なお、平成26年3月31日現在、ヤフー株式会社からの従業員の受け入れは15名です。

(コンプライアンスに関するリスク)

 

①法的規制について

 当社グループの事業を規制する主な法的規制として、「電気通信事業法」、「特定電気通信役務提供者の損害賠償責任の制限及び発信者情報の開示に関する法律」(プロバイダ責任制限法)及び「不正アクセス行為禁止等に関する法律」(不正アクセス禁止法)があります。電気通信事業法について当社グループは、「電気通信事業者」として届出を行っており、通信の秘密の保護等の義務が課されております。また、当社グループは、プロバイダ責任制限法における「特定電気通信役務提供者」に該当し、不特定の者によって受信されることを目的とする電気通信による情報の流通において他人の権利の侵害があった場合に、権利を侵害された者に対して損害賠償義務及び権利を侵害した情報を発信した者に関する情報の開示義務を課されております。さらに、当社には、不正アクセス禁止法における「アクセス管理者」として、努力義務ながら不正アクセス行為からの一定の防御措置を講ずる義務が課されております。インターネットに関連する事業を規制する法令は徐々に整備されてきている状況として、新たな法令等の制定や、既存法令等の解釈変更等がなされた場合には、当社グループの事業について制約を受ける可能性があり、そのような状況が生じた場合には、当社グループの業績に重要な影響を及ぼす可能性があります。

 

②知的財産権について

 当社グループは、独自に展開している事業について、商標権等の登録対象となる可能性のあるものについては、出願の検討等の対応を行っておりますが、第三者が当社グループよりも先にその権利の取得をした場合には、当社グループの事業の継続が困難になる可能性または当社グループの事業が制約される可能性があります。また、当社グループは、当社グループが提供するサービスが第三者の商標権、著作権等の知的財産権を侵害し、あるいは当社グループ内で使用するソフトウェア等が第三者の権利を侵害することのないよう、その未然の防止に努めています。しかし、将来的に当社グループが展開する事業について、第三者より知的財産権の侵害に関する請求を受けたり、訴訟を提起される可能性があり、かかる場合には、当社グループの業績に重要な影響を及ぼす可能性があります。

 

③個人情報の取扱について

 当社グループでは、ウェブサイトやスマートフォン向けのアプリケーションにおいて提供しているサービスの利用に際し、氏名、住所、電話番号、メールアドレス等の個人情報の登録を求めており、登録された情報は、当社グループの管理下にあるデータベースにて保管しております。

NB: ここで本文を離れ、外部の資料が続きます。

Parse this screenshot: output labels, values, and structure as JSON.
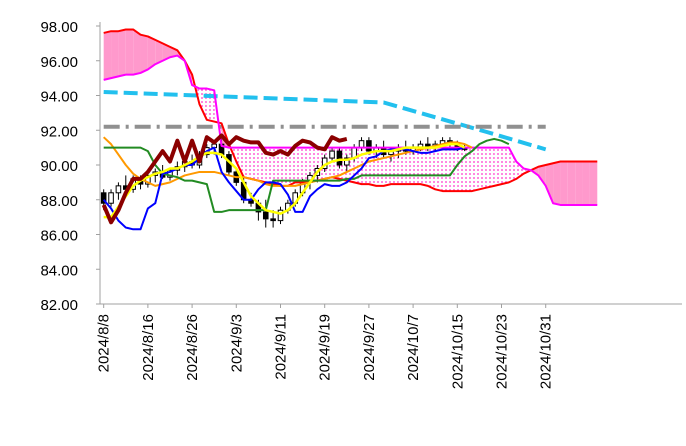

平成15年5月に個人情報保護法が公布されるなど、個人情報保護に対する社会的な関心が高まる中、当社グループでは、情報セキュリティ委員会を中心に、個人情報の取扱に関する定期的な社員教育の実施、情報セキュリティの強化を推進するとともに、非営利団体である「一般社団法人日本プライバシー認証機構」が認証するウェブ・プライバシープログラムの取得など、個人情報管理を中心に情報セキュリティの強化に努めておりますが、万一、外部からの不正アクセスや社内管理体制の瑕疵等による情報の外部流出が発生した場合には、当社グループへの損害賠償請求や社会的信用の失墜により、当社グループの業績に重要な影響を与える可能性があります。

 

5【経営上の重要な契約等】

 契約会社名

 株式会社カービュー(当社)

 契約相手先

 ヤフー株式会社

 契約の種類

 業務提携契約

 締結年月日

 平成25年3月29日

 契約期間

 平成26年1月1日〜平成26年12月31日

 *更新後の新たな契約期間になります。

 *有効期間は解約の意思表示がなされない限り自動的に1年間更新され、以降も同様です。

 主な内容

ヤフー株式会社のドメイン内で「carview!」の名称で自動車総合ウェブサイトを配信します。

 

 

6【研究開発活動】

該当事項はありません。

7【財政状態、経営成績及びキャッシュ・フローの状況の分析】

(1) 重要な会計方針及び見積り

 当社グループの連結財務諸表は、わが国において一般に公正妥当と認められている会計基準に基づいて作成されております。連結財務諸表の作成にあたり見積りが必要になる事項については、合理的な基準に基づき、会計上の見積りを行っております。

 詳細については、「第一部 企業情報 第5 経理の状況 1 連結財務諸表等 (1)連結財務諸表 注記事項 連結財務諸表作成のための基本となる重要な事項」に記載しております。

(2) 財政状態の分析

① 資産の部

当連結会計年度末における流動資産の残高は6,538,254千円(前連結会計年度末は6,231,715千円)であり、306,539千円(前年同期比4.9%増)の増加となりました。これは、主に現金及び預金の増加によるものであります。

 固定資産の残高は554,311千円(前連結会計年度末は760,402千円)であり、206,091千円(前年同期比27.1%減)の減少となりました。これは、主に工具、器具及び備品、差入保証金の減少によるものであります。

 以上の結果、当連結会計年度末における総資産は7,092,566千円(前連結会計年度末は6,992,117千円)となり、100,449千円(前年同期比1.4%増)の増加となりました。

② 負債の部

 当連結会計年度末における負債合計は1,826,554千円(前連結会計年度末は1,467,940千円)となり、358,614千円(前年同期比24.4%増)の増加となりました。これは、主に未払費用、未払法人税等の増加によるものであります。

③ 純資産の部

 当連結会計年度末における純資産合計は5,266,011千円(前連結会計年度末は5,524,177千円)となり、258,166千円(前年同期比4.7%減)の減少となりました。これは、主に利益剰余金の増加の一方で、自己株式の取得によるものであります。

(3) 当連結会計年度の経営成績の分析

 「第2 事業の状況 1 業績等の概要 (1)業績」に記載しております。

(4) 資本の財源及び資金の流動性についての分析

「第2 事業の状況 1 業績等の概要 (2)キャッシュ・フローの状況」に記載しております。